Horrell poses two strands of contemporary social ethics, the communitarian of Hauerwas and the liberal of Habermas, and has these four conclusions, over against Paul to see what we can learn about social ethics today from Paul:

  1. Paul’s ethics exhibit a fundamental congruence with Hauerwas’s ecclesial ethics, and (thus) share basic characteristics of the communitarian approach.
  2. Notwithstanding the basic similarity of approach, there are various respects in which Paul’s way of doing ethics raises critical questions about the convictions and priorities of Hauerwas’s ecclesial ethics, not least concerning its polemic against liberalism.
  3. There are clear and basic differences between Paul’s ethics and the liberal approach represented by Habermas’s discourse ethics, but there are also notable and significant structural and substantive similarities.
  4. Notwithstanding the similarities between Pauline and liberal ethics, Paul’s approach to ethics supports certain criticisms of the liberal project emanating from the communitarian perspective.

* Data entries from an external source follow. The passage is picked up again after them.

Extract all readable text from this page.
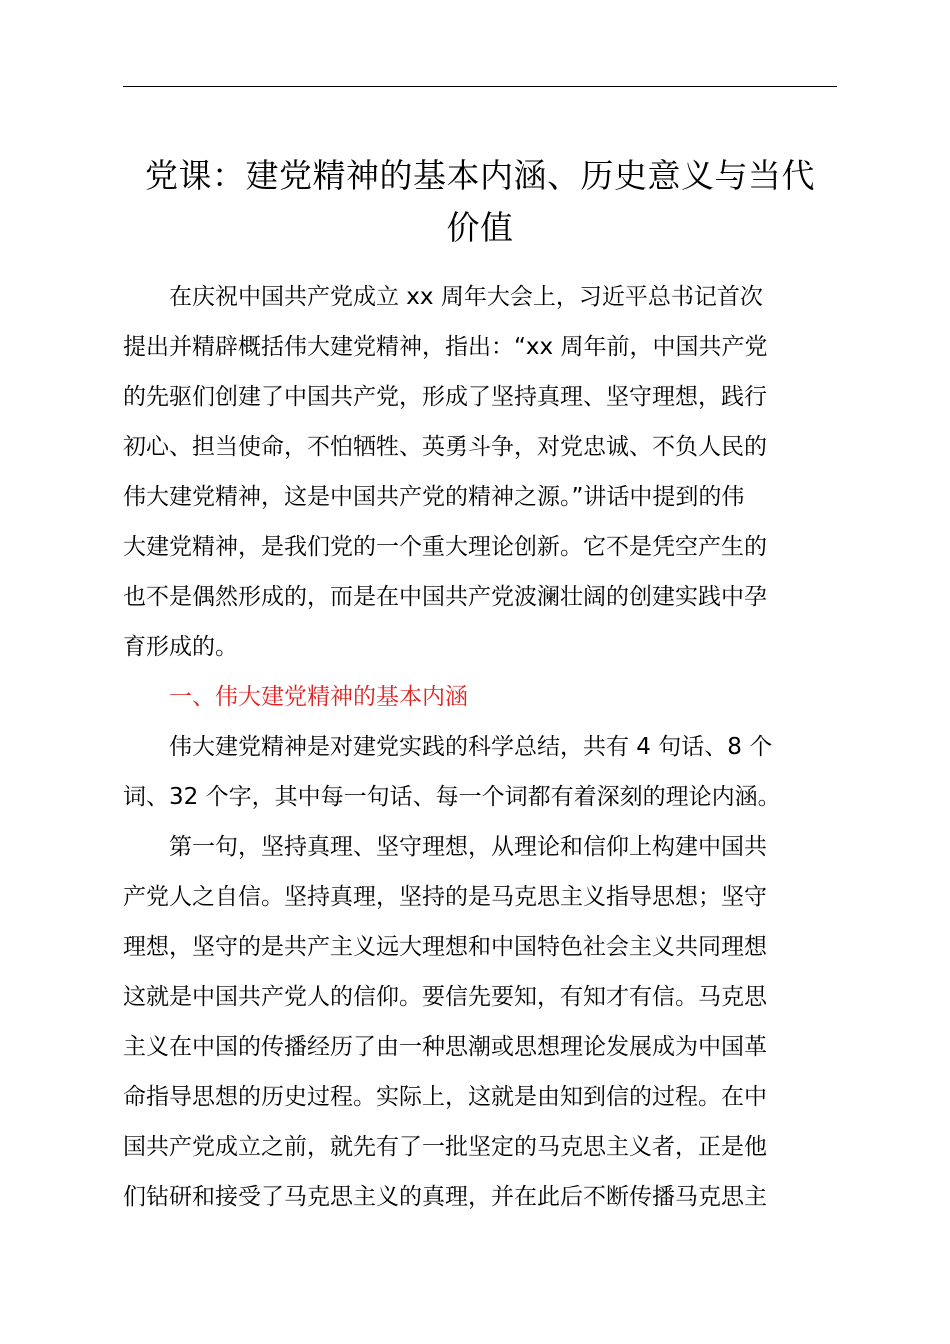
党课：建党精神的基本内涵、历史意义与当代
价值

在庆祝中国共产党成立 xx 周年大会上，习近平总书记首次
提出并精辟概括伟大建党精神，指出：“xx 周年前，中国共产党
的先驱们创建了中国共产党，形成了坚持真理、坚守理想，践行
初心、担当使命，不怕牺牲、英勇斗争，对党忠诚、不负人民的
伟大建党精神，这是中国共产党的精神之源。”讲话中提到的伟
大建党精神，是我们党的一个重大理论创新。它不是凭空产生的
也不是偶然形成的，而是在中国共产党波澜壮阔的创建实践中孕
育形成的。

一、伟大建党精神的基本内涵

伟大建党精神是对建党实践的科学总结，共有 4 句话、8 个
词、32 个字，其中每一句话、每一个词都有着深刻的理论内涵。

第一句，坚持真理、坚守理想，从理论和信仰上构建中国共
产党人之自信。坚持真理，坚持的是马克思主义指导思想；坚守
理想，坚守的是共产主义远大理想和中国特色社会主义共同理想
这就是中国共产党人的信仰。要信先要知，有知才有信。马克思
主义在中国的传播经历了由一种思潮或思想理论发展成为中国革
命指导思想的历史过程。实际上，这就是由知到信的过程。在中
国共产党成立之前，就先有了一批坚定的马克思主义者，正是他
们钻研和接受了马克思主义的真理，并在此后不断传播马克思主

Horrell’s big concerns, transferring Pauline ethics into the public sphere, is not my concern nor do I think it is that easy. He belongs more in the line of the Transformationalist in the Niebuhr model (Christ and Culture). Like most Christians. But I don’t think it as easy as some think to transfer the fundamental Christian ethic into public ethic.

What I see is an analogy between the politic of the Body of Christ and the body politic of public ethics. Where the analogies are close, transfer works; where not, transfer does not work. In other words, structural similarity between diversity within one group and another provides helpful material for a social ethical analogy from the church’s ethic.